Temporary and permanent closures of businesses, restaurants, and more, coupled with a high number of work refusals, are leading more and more Americans to turn to the government for financial support. Seeing this, we certainly should not continue to enable disastrous economic shutdowns by implementing or extending new unemployment boosts that won’t solve our problems. In fact, it will make our problems worse.

In March 2020, as businesses and elected officials were first responding to the COVID pandemic, Congress passed the Coronavirus Aid, Relief, and Economic Security (CARES) Act. The massive omnibus contained many controversial provisions—one being the $600 weekly unemployment insurance boost—which led to the average unemployed individual collecting $50,000 on an annualized basis by staying home. The $600 boost ended up being a major reason some workers refused to return to work.

This became even clearer after the $600 bonus expired at the end of July. Between then and December, the number of people on unemployment fell by 66 percent, meaning more than 10 million people moved off the program.

Apparently paying people more to stay home than they would make at their job meant people wouldn’t want to work: A shocker, for sure.

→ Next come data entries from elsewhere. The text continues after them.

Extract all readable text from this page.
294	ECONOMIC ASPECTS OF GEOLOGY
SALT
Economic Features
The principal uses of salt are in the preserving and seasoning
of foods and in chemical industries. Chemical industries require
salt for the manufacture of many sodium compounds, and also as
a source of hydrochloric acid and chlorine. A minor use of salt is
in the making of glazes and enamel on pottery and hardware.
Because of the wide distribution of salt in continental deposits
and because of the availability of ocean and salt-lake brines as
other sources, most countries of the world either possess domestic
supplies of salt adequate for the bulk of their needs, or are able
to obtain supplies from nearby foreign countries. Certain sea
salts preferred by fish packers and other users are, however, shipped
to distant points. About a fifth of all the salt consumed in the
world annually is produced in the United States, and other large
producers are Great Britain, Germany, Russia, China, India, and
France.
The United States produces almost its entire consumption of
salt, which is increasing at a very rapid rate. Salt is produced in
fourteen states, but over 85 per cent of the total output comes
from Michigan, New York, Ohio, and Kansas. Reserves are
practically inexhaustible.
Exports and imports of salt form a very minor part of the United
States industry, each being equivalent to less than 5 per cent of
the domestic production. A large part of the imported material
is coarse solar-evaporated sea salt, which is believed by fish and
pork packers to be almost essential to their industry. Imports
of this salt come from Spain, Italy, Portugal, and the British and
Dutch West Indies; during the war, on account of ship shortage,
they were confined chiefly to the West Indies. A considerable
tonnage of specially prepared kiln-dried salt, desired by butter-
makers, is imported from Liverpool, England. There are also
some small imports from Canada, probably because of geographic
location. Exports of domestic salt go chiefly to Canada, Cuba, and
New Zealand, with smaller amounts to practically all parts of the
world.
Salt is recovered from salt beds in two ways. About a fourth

Round two of this madness came when Congress reinstated the boost at a rate of $300 per week, further perpetuating waste, fraud, and abuse. Round three extended those bonuses through September 2021. And President Joe Biden is already talking about raising this bonus to $400 per week.

The disease on which policymakers should focus their treatment is state lockdowns and the long-term side effects they cause. If they do not—if policymakers think the solution is to increase and add unemployment boosts—they will make the mistake of masking the real problem, a cancer that will kill businesses and the entrepreneurial spirit for good. Our current trajectory is unsustainable, with businesses hanging on by a thread.

Even Democrat politicians began to realize which way the wind is blowing, calling for schools and restaurants to finally reopen after a year of closures. How much of that is prudence and how much of it is realizing their political careers are on the line is for their consciences to decide. However, these politicians were wrong to wait for a federal bailout to meet their budget shortfalls. It was New York, New Jersey, Washington, Michigan, California, and the like’s decisions to excessively lockdown in the time and manner in which they did. It was these states that were marred by fiscal mismanagement before COVID-19 even hit. And it was these states that built and implemented their costly unemployment systems, which are filled with fraud, waste, and abuse.

South Dakota, on the other hand, decided to not close at all, and its unemployment rate is back below pre-COVID-19 levels. Similar stories are found in Iowa and Nebraska. Blue states created their own problems. This puts the responsibility on blue state policymakers—not on the taxpayers of better-run states.

We mustn’t use fiscally sound states to subsidize those that have been poorly run for decades. We know businesses can operate safely. It’s been done successfully in many states like Florida and South Dakota. If states continue to have terrible unemployment policies, at best, it enables the bad decisions of elected officials. At worst, it sets our country up for fiscal disaster. Democrat governors have finally seen the light on lockdowns—it’s time we all did.